Not many members of the All-American Girls Professional Baseball League are still around today. The league lasted from 1943-'54, and was created by Phil Wrigley, owner of the Chicago Cubs, to keep ballparks busy after the U.S. had begun sending many of its Major League players to fight in World War II.
Twenty-five years ago, more Americans began learning about the league, when Hollywood released the movie, A League of Their Own. At that time, WUWM met three players from the old Racine Belles who had reconnected - Annastasia Batikis, Joyce Hill and Anna Mae Hutchison.
Today, Hill is 91, "Hutch" and "Stosh" are gone. Here is part of our 1992 conversation:
“You had a regular spring training just like the men do, and you had hours that you had to keep and because we were so different, they wanted us to make sure that we were very ladylike and not go out there looking like tomboys.
“So we got lessons in grooming and you learned how to put makeup on and you learned how to walk, and we wore the skirts and caps, and little pants underneath the skirts. “Some of us wore sliding pads, but you wore them a few times and you took them off – because they were in the way. You’d rather have the strawberry you got (from sliding),” Annastasia Batikis said.
“You would have done anything they said just to be able to play. How many would get an opportunity to play ball and get paid for it, in those days?
“I was making as much as I made at American Motors. I was making a dollar an hour working on airplane motors, and when I got my first (baseball) contract, it was like $45 a week, and that’s what I was making at American Motors. So why should I stay there, when I could go and do something I like?
“Besides, they paid all your expenses. When you traveled, they gave you meal money, except when you were in your hometown, then you lived with some family that took you in, and maybe you paid $5 a week for board,” Joyce Hill said.
Hill says the women played by the same rules and used the same equipment as the men, although the field was somewhat shortened.
“The fences weren’t quite as far as the men’s fences, but they were 300 feet or more to right and left (fields) and maybe 350-375 ft. to center,” Hill said.

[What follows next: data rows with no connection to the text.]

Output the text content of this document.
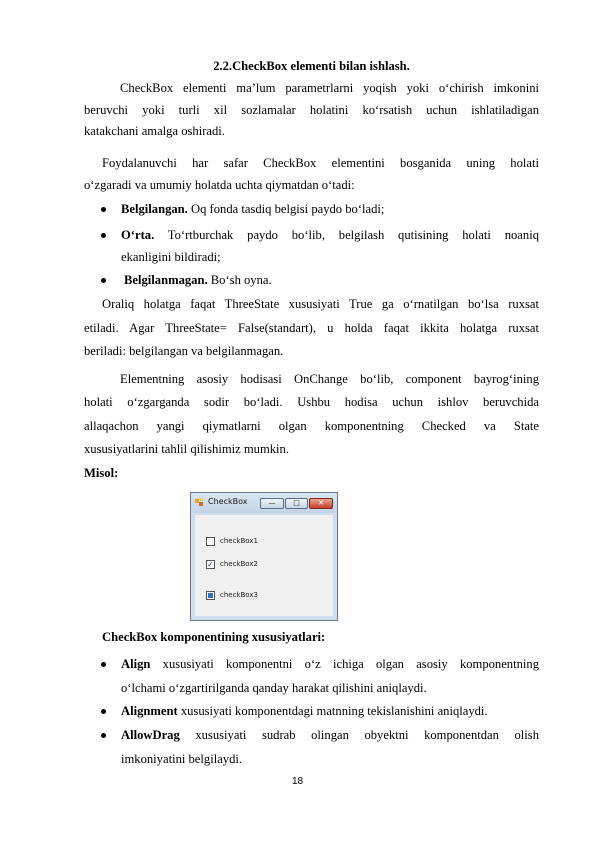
2.2.CheckBox elementi bilan ishlash.

CheckBox elementi ma’lum parametrlarni yoqish yoki o‘chirish imkonini

beruvchi yoki turli xil sozlamalar holatini ko‘rsatish uchun ishlatiladigan

katakchani amalga oshiradi.

Foydalanuvchi har safar CheckBox elementini bosganida uning holati

o‘zgaradi va umumiy holatda uchta qiymatdan o‘tadi:

Belgilangan. Oq fonda tasdiq belgisi paydo bo‘ladi;

O‘rta. To‘rtburchak paydo bo‘lib, belgilash qutisining holati noaniq

ekanligini bildiradi;

Belgilanmagan. Bo‘sh oyna.

Oraliq holatga faqat ThreeState xususiyati True ga o‘rnatilgan bo‘lsa ruxsat

etiladi. Agar ThreeState= False(standart), u holda faqat ikkita holatga ruxsat

beriladi: belgilangan va belgilanmagan.

Elementning asosiy hodisasi OnChange bo‘lib, component bayrog‘ining

holati o‘zgarganda sodir bo‘ladi. Ushbu hodisa uchun ishlov beruvchida

allaqachon yangi qiymatlarni olgan komponentning Checked va State

xususiyatlarini tahlil qilishimiz mumkin.

Misol:

CheckBox	—	□	✕
checkBox1
✓ checkBox2
checkBox3

CheckBox komponentining xususiyatlari:

Align xususiyati komponentni o‘z ichiga olgan asosiy komponentning

o‘lchami o‘zgartirilganda qanday harakat qilishini aniqlaydi.

Alignment xususiyati komponentdagi matnning tekislanishini aniqlaydi.

AllowDrag xususiyati sudrab olingan obyektni komponentdan olish

imkoniyatini belgilaydi.

18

“They always kept our base paths shorter than men’s regulation, and the pitching distance was shorter, so it would be girls’ baseball instead of regulation baseball,” added Anna Mae Hutchison.
“Another thing that’s important – our managers and coaches were all former big league ball players or had a lot of experience in the baseball field. We didn’t just have anybody as our coaches,” said Batikis.
“After we had spring training for a week or two, then we took a tour through the south and two different teams from the league would go through cities and play each other. Sometimes were were in parades. They treated us like we were heroes or some crazy thing, (even though) we didn’t feel like it,” Hill recalled.
Hill estimates that the league drew 5,000 fans to many of its games.
“We filled the stands most of the time, day and night. We played just about every night, and on Sundays, there were two games,” Batikis said.
“The girls who played in those days were terrific. The pitching, everything, was just super,” Hill said.
The athletes in the All-American Girls Professional Baseball League also created their own song. It was nearly instant recall for the three Racine Belles, back in 1992:
“For we’re the members of the All-American League, we come from cities near and far. We’ve got Canadians, Irishmen and Swedes, we all for one, we’re one for all, we’re all Americans. “Each girl stands, her head so proudly high, her motto do or die, she’s not just the one to need or use an alibi. Chaperones are not too soft, they’re not too tough, our managers are on the ball. We’ve got a president who really knows his stuff, we’re all for one, we’re one for all, we’re all Americans.”